Customer Service Matters. Sometimes the customer service you receive is great, like when you shop at B&H Photo, but more often, it’s bad.
We’ve gotten so serious about customer service here at Answer Guy Central that we’ve started The Answer Guy’s Customer Service Wall of Shame. If you visit, you’ll see stories about things like:
- Being held off for two weeks and repeatedly lied to by A&E Factory Appliance Service
- Being denied warranty and customer service by Nissan of Manhattan even when Nissan USA approved it
and now, the latest inductee to our Customer Service Wall of Shame: Constant Contact
We’ve been customers of Constant Contact for a few years. We use them to manage our mailing lists, send out our monthly newsletter, and stay in touch with our friends and clients when special things they all need to hear about happen. Constant Contact is a great service. But I decided recently to switch to MailChimp.
I sent Constant Contact a note requesting that they cancel our account, and received a response designed to retain us as a customer. Sounds great, right? That’s GOOD customer service, not bad!
Problem is, the customer service offering was flat-out insulting. Constant Contact’s offer of customer service in the interest of retention was to add a service to our account for three months for free. It’s a service that allows us to store lots of extra stuff and have more images available for use in our messages.
Forget the fact that everything in this added service is already part of what we get at MailChimp without paying extra; that was part of the reason I decided to switch. Think instead of the message Constant Contact sent in the name of customer service:
“we want to retain you, so we’re offering you fifteen whole dollars worth of something you’ve thus far elected not to purchase from us and then will start billing you for it three months from now”

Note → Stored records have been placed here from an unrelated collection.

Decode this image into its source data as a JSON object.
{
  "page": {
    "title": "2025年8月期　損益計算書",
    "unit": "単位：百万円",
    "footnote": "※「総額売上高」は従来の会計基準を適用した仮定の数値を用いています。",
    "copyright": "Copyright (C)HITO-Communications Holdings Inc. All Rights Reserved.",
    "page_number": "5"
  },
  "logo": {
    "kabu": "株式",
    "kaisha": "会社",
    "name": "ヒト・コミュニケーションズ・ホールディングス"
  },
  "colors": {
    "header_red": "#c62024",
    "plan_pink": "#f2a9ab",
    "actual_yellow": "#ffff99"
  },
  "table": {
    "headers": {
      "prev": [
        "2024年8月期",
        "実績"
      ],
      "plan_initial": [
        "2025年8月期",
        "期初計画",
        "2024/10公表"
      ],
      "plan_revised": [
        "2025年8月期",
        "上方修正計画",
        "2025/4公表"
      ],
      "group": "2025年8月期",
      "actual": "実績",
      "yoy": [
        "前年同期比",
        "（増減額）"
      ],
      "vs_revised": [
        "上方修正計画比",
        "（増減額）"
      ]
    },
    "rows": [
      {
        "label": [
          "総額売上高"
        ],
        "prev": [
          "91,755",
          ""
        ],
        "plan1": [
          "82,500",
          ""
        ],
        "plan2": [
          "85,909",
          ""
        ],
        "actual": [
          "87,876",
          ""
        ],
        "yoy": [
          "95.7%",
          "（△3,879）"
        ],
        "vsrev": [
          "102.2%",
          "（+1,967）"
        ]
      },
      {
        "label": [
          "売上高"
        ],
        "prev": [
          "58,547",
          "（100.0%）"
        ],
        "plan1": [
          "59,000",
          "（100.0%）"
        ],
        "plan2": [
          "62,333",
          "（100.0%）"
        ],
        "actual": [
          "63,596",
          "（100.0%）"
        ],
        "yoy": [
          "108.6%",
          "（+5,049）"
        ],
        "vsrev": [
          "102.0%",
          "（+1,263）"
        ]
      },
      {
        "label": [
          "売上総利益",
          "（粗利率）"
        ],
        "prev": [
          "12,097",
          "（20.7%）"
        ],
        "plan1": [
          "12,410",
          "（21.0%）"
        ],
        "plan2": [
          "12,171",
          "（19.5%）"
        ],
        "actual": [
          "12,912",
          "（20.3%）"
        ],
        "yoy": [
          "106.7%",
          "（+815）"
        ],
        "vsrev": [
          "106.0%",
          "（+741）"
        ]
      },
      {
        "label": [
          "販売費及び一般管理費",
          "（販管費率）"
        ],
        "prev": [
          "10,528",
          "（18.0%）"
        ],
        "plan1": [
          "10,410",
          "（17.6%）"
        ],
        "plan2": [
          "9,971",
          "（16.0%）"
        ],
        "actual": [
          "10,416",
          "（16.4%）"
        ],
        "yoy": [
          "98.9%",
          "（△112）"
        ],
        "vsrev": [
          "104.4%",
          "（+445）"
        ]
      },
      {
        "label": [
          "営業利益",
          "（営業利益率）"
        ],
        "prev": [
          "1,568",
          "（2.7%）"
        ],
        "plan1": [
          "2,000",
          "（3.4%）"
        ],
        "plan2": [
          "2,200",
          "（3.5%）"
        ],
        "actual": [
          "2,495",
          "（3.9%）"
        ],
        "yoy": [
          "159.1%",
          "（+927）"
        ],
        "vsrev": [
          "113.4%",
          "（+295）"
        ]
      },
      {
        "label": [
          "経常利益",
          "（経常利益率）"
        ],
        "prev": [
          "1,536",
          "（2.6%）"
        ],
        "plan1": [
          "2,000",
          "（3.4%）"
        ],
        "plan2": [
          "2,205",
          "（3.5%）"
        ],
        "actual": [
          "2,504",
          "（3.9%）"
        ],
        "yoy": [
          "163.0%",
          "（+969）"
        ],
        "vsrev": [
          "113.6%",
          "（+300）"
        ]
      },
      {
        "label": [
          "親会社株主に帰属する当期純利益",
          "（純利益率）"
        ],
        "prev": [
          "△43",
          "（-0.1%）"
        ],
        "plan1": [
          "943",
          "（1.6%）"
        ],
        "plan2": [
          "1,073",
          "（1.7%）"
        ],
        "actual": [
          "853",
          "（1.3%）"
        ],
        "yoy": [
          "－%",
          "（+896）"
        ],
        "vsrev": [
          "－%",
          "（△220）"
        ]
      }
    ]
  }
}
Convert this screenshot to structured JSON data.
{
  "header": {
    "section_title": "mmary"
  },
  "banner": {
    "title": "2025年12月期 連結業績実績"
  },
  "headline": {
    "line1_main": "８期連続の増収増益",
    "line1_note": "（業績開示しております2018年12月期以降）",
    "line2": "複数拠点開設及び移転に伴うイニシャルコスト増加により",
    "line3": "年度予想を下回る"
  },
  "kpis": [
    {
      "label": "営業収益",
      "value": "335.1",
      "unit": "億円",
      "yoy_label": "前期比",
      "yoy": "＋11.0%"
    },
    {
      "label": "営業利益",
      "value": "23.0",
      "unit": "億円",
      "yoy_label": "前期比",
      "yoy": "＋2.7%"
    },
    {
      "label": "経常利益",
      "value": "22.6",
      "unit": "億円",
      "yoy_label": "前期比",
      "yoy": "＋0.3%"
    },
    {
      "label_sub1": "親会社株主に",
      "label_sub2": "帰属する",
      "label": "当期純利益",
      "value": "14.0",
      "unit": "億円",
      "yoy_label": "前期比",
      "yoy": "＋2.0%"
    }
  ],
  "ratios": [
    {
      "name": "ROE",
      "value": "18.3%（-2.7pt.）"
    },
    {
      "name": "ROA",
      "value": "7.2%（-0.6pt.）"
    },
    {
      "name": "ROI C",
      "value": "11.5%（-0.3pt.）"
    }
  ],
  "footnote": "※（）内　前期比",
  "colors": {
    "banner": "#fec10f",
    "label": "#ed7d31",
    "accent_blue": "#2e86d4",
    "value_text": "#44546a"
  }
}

I’m all for the up-sell. By all means, when you see an opportunity to sell something new to an existing customer you need to go after it. But pretending to do a customer a favor, calling it customer service, and then making the favor so small as to insult the customer’s intelligence? All that tells me is I wish I had left Constant Contact sooner.
Don’t treat your customers this way. Customer service matters, but if your customer feels anything other than serviced . . . no, strike that . . . AND if your customer feels anything other than serviced, you’re going to lose him.
Welcome to the Customer Service Wall of Shame, Constant Contact.